# Halloween decorations



## Kenbo (Sep 16, 2008)

Just a few halloween skeletons that I cut out on the scroll saw for my wife. Each one is approximately 24" high. I got the patterns from a magazine that I had. Fun project.
Ken


----------



## ACP (Jan 24, 2009)

Very cool Ken. This is my favorite time of year and those really capture the spirit! I just found out a co-worker of mine doesn't let his kids trick or treat and they don't celebrate the holiday. Apparently it's the devil's holiday! Who knew? I told him to study up on some history. Poor kids. Nice work as always Ken.


----------



## red (Sep 30, 2008)

They look great.
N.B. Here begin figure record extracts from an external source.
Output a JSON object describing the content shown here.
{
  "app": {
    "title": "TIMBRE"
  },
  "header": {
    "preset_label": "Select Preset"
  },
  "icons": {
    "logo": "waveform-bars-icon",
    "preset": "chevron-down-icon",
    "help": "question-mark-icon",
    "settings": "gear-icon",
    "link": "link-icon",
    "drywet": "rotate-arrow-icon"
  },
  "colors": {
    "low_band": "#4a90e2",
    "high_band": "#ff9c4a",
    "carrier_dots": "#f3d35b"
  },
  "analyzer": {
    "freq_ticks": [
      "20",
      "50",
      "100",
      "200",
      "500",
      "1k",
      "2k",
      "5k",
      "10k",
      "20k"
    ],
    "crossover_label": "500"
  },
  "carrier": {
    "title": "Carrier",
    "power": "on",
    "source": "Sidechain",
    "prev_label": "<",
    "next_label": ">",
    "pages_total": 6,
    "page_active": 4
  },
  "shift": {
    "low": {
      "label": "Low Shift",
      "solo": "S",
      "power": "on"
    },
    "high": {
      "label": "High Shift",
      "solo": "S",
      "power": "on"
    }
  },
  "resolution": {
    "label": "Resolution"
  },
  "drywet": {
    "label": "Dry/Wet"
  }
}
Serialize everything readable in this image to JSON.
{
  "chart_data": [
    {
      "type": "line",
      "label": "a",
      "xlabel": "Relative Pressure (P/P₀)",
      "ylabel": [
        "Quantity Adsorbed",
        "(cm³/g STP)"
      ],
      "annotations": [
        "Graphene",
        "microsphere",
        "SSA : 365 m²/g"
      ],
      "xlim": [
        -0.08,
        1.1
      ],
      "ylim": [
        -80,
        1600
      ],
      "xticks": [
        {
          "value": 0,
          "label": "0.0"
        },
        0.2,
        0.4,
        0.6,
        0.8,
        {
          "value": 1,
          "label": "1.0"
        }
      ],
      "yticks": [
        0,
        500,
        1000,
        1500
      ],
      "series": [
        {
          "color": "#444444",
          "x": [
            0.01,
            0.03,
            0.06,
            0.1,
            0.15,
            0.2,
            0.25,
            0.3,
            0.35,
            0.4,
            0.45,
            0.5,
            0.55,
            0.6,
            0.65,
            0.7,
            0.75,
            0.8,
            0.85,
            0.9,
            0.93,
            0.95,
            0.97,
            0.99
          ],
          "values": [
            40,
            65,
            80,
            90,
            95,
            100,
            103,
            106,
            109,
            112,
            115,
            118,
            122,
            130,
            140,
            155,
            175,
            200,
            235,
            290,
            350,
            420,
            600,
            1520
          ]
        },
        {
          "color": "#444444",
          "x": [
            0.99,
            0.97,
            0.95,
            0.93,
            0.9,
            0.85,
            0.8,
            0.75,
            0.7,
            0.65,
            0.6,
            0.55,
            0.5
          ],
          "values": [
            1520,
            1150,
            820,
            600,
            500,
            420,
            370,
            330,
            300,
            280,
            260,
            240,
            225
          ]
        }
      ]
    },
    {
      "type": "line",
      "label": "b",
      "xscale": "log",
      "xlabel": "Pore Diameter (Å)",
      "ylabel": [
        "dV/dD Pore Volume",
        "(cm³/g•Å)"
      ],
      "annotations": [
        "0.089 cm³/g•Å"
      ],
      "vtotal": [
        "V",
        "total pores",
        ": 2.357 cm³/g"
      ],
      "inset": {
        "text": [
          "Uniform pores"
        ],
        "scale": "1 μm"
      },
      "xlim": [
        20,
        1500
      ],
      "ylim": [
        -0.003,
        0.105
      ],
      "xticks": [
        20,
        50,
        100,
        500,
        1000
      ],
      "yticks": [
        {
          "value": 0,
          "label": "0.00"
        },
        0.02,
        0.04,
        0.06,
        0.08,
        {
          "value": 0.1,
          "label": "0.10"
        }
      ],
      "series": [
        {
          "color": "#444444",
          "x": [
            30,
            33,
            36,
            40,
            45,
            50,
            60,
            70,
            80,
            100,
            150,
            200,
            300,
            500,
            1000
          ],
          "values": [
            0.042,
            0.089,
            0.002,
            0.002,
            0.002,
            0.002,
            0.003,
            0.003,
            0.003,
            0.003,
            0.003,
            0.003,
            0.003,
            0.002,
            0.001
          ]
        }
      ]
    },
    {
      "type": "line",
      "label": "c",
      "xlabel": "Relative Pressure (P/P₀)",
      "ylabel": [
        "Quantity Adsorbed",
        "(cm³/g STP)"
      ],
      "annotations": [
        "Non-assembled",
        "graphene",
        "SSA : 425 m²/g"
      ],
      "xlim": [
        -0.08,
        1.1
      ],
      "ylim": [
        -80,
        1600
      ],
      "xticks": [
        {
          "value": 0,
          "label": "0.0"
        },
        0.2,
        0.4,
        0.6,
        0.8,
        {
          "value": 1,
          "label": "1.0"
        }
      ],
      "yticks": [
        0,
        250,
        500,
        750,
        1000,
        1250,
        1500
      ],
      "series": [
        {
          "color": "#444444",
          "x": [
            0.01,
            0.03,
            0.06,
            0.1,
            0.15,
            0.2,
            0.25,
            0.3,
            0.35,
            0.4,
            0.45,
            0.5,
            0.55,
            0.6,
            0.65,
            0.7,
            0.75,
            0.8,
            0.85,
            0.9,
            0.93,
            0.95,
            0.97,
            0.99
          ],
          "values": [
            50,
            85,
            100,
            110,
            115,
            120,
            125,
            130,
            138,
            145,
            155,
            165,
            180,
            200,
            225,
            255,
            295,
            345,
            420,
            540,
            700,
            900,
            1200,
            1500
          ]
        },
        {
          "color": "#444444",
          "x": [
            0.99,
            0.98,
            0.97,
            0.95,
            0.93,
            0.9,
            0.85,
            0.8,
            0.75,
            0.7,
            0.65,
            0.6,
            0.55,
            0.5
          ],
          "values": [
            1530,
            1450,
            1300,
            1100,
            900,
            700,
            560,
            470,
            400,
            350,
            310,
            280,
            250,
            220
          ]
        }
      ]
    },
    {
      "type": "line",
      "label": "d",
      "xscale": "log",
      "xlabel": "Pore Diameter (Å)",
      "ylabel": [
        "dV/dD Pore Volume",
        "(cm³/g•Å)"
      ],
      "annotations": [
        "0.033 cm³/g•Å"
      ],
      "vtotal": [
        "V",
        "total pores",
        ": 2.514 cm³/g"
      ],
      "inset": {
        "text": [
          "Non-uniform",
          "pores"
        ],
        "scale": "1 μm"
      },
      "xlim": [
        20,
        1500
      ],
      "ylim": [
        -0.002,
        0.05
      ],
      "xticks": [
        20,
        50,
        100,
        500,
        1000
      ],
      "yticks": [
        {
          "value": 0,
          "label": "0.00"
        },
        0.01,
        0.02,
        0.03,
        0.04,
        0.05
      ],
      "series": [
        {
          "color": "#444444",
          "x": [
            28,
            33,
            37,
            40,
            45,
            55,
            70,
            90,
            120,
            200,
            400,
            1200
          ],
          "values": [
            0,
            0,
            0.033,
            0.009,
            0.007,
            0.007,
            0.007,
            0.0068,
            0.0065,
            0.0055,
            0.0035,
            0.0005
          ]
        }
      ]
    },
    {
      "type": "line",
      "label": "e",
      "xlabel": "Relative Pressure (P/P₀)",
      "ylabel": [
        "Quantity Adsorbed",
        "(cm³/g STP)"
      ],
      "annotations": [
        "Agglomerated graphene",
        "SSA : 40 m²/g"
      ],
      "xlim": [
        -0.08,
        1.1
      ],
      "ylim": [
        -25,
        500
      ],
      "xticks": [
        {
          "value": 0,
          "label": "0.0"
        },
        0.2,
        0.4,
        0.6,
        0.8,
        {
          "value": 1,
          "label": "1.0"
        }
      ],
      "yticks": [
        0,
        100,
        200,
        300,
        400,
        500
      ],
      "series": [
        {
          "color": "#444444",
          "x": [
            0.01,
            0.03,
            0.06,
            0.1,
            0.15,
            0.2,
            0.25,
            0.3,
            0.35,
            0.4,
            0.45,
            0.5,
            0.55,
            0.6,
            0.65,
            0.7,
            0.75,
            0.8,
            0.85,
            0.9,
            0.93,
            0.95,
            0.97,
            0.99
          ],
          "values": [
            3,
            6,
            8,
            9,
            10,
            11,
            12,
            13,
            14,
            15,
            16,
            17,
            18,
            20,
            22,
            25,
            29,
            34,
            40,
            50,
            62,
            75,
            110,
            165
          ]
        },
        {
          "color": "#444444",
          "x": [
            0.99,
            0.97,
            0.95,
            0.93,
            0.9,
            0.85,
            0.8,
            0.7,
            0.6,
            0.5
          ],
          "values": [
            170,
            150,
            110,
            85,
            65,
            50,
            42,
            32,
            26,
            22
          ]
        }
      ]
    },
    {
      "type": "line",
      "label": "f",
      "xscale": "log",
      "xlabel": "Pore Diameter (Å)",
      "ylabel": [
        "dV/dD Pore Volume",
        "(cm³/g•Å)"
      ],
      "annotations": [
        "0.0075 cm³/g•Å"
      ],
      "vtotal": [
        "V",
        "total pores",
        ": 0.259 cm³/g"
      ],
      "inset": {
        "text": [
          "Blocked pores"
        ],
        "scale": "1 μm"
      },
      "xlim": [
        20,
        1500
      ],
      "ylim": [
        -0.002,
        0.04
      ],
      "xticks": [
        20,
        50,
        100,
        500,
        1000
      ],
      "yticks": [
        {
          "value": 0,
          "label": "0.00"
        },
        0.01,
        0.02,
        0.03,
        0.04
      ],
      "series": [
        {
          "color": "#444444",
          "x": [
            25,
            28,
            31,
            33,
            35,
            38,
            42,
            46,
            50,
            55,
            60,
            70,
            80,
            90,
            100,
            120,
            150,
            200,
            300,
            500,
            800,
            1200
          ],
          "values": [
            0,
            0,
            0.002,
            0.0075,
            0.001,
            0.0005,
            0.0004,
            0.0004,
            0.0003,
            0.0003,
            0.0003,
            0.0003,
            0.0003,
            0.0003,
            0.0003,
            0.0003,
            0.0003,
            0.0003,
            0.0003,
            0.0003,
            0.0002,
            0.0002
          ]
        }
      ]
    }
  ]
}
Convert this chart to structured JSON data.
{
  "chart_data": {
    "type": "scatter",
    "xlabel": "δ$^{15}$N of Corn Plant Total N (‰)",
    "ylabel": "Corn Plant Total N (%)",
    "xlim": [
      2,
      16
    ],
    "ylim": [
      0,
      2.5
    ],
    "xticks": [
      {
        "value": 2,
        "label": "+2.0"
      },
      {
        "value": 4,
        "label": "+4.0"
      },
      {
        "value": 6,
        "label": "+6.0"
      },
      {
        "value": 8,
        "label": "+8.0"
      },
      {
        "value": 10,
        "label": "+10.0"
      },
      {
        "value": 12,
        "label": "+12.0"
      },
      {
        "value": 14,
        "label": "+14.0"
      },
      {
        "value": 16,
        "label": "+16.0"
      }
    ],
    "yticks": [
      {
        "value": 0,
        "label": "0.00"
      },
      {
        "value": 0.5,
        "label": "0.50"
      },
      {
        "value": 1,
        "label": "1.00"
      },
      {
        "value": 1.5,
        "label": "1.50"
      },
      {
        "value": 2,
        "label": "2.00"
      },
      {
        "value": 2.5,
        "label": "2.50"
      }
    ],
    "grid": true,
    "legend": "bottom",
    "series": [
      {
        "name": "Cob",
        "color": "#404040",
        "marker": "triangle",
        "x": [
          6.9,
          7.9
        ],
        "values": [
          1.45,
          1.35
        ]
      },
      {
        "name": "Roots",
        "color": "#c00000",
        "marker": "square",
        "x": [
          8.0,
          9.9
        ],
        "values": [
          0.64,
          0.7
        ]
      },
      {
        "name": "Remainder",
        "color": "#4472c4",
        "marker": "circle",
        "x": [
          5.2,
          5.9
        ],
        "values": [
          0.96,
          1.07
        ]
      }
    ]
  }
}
Nice work.

Red


----------



## Streamwinner (Nov 25, 2008)

I love the grin on the first skeleton.


----------



## Leatherneck (Dec 14, 2008)

very nice Ken .. gets ya in the spirit of the holiday.
I like it all .. but really like the eyes on the pumpkin head skeleton.


----------



## Bobby V (Oct 19, 2009)

Great job ! You just gave me some ideas for this weekend with the grand children.
Thanks 
Bobby V


----------



## wjbclocks1 (May 10, 2013)

For Kenbo:I made that skeieton awhile back .Noow I can only find half of it,Could you pleas le me know what book is is in.? or where I mighht be able to get a copy.
my e-mail is [email protected]
Thanks for your time


----------



## Kenbo (Sep 16, 2008)

bclocks11 said:


> For Kenbo:I made that skeieton awhile back .Noow I can only find half of it,Could you pleas le me know what book is is in.? or where I mighht be able to get a copy.
> my e-mail is [email protected]
> Thanks for your time


I will check that for you and let you know.


----------



## Smith Brother (Dec 9, 2012)

Are these SELF PORTRAITS of YOU, or your Kentucky model partner? You know what us folks in Indiana say about Kentucky, THAT'S WHERE THE CIRCUS BROKE DOWN. 

Dale in Indy 

What brand, model # scroll saw do you have?


----------



## Kenbo (Sep 16, 2008)

bclocks11 said:


> For Kenbo:I made that skeieton awhile back .Noow I can only find half of it,Could you pleas le me know what book is is in.? or where I mighht be able to get a copy.
> my e-mail is [email protected]
> Thanks for your time


These particular patterns were in the Fall, 2008 issue of Scroll Saw Woodworking and Crafts magazine. You can order a back issue of the magazine at this site.
http://www.foxchapelpublishing.com/product_p/ssw32.htm
I hope this helps you.


----------